Un groupe de diplomates français fustige, dans une tribune publiée dans Le Monde, l’“amateurisme” de la politique extérieure du président de la République.
Après les magistrats, les diplomates ? Accusé à demi-mots par l’Élysée et le gouvernement ne n’avoir pas anticipé le renversement de Ben Ali en Tunisie, le Quai d’Orsay se rebelle. Rien de très démonstratif pour l’instant mais, dans une tribune cinglante publiée cet après-midi dans Le Monde, un groupe de diplomates anonymes éreinte la politique extérieure de Nicolas Sarkozy. Évoquant la Tunisie, l’Égypte, mais aussi les relations franco-mexicaines affectées par l’affaire Cassez, le groupe “Marly” – du nom du café parisien où ces diplomates, actifs et retraités, se sont réunis près du Louvre – rejette la responsabilité des “déboires” récents de la politique extérieure française sur le président de la République et son entourage.
“À l’écoute des diplomates, bien des erreurs auraient pu être évitées, imputables à l’amateurisme, à l’impulsivité et aux préoccupations médiatiques à court terme”, écrit ce groupe. “Un WikiLeaks à la française permettrait de vérifier que les diplomates français ont rédigé, comme leurs collègues américains, des textes aussi critiques que sans concessions”, ajoutent ces diplomates piqués au vif par le renvoi à Paris de l’ancien ambassadeur à Tunis, Pierre Ménat. Ce dernier a été remplacé par un proche de Nicolas Sarkozy, Boris Boillon, dont les débuts ont été marqués par plusieurs couacs.
Visiteurs du soir
“La politique suivie à l’égard de la Tunisie ou de l’Égypte a été définie à la présidence de la République sans tenir compte des analyses de nos ambassades. C’est elle qui a choisi MM. Ben Ali et Moubarak comme piliers sud de la Méditerranée”, s’emporte le groupe Marly, qui parle de l’Union pour la Méditerranée, “lancée sans préparation” et “sinistrée”, ou de la politique au Moyen-Orient, “qui est devenue illisible, s’enferre dans les impasses et renforce les cartes de la Syrie”.

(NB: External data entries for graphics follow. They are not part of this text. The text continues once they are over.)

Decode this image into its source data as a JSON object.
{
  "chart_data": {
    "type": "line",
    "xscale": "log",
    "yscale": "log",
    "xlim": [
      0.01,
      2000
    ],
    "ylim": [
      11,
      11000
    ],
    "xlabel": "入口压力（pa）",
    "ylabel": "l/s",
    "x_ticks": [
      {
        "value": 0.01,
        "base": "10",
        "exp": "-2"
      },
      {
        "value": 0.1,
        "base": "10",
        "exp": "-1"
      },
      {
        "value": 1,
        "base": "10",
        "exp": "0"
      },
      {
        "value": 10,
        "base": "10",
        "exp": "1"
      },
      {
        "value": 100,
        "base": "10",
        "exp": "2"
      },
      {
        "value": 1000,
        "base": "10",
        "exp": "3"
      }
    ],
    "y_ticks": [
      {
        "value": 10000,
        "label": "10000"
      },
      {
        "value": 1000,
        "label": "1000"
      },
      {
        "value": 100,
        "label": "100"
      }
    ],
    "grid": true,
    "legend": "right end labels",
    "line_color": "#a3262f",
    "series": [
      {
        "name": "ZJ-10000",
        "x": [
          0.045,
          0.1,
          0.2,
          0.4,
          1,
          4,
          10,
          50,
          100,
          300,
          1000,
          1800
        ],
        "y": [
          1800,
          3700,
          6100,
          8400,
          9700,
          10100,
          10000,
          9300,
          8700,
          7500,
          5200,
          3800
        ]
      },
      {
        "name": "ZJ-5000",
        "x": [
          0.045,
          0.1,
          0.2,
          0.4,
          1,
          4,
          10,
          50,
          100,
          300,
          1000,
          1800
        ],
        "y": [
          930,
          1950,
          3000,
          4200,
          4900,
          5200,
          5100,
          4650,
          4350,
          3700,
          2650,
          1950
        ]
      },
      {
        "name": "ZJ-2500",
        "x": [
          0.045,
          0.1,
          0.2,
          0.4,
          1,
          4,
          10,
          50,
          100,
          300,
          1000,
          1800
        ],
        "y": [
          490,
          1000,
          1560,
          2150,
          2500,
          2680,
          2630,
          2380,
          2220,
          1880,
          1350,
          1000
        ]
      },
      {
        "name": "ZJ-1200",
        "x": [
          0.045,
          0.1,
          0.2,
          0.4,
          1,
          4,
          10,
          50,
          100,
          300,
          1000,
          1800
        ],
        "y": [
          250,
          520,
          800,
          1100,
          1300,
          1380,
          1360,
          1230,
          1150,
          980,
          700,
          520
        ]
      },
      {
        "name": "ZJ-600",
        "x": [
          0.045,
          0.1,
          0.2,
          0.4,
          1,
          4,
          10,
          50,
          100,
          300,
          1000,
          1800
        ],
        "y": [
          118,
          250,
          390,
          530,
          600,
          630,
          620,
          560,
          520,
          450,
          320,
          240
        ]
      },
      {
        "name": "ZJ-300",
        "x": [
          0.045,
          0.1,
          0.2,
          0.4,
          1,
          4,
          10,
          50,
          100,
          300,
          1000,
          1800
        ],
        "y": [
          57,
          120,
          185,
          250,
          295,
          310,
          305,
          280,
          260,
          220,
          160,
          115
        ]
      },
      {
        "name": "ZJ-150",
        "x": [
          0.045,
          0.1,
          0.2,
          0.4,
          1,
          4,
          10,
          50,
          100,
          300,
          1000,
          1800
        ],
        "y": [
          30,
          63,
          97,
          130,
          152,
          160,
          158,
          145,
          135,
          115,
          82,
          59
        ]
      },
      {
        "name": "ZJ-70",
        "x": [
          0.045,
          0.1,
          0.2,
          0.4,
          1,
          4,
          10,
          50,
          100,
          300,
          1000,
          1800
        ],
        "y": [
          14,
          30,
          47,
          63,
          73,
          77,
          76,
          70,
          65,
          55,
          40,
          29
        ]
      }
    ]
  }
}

Frappé par les restrictions budgétaires, court-circuité par la cellule diplomatique de l’Élysée, secoué par la polémique sur le voyage de Michèle Alliot-Marie en Tunisie fin 2010, le Quai d’Orsay est en pleine dépression, comme l’illustrent les propos de ces diplomates dans Le Monde. “Nous sommes à l’heure où des préfets se piquent de diplomatie, où les plumes conçoivent de grands desseins, où les réseaux représentant des intérêts privés et les visiteurs du soir sont omniprésents et écoutés”, écrivent ceux-ci, désabusés.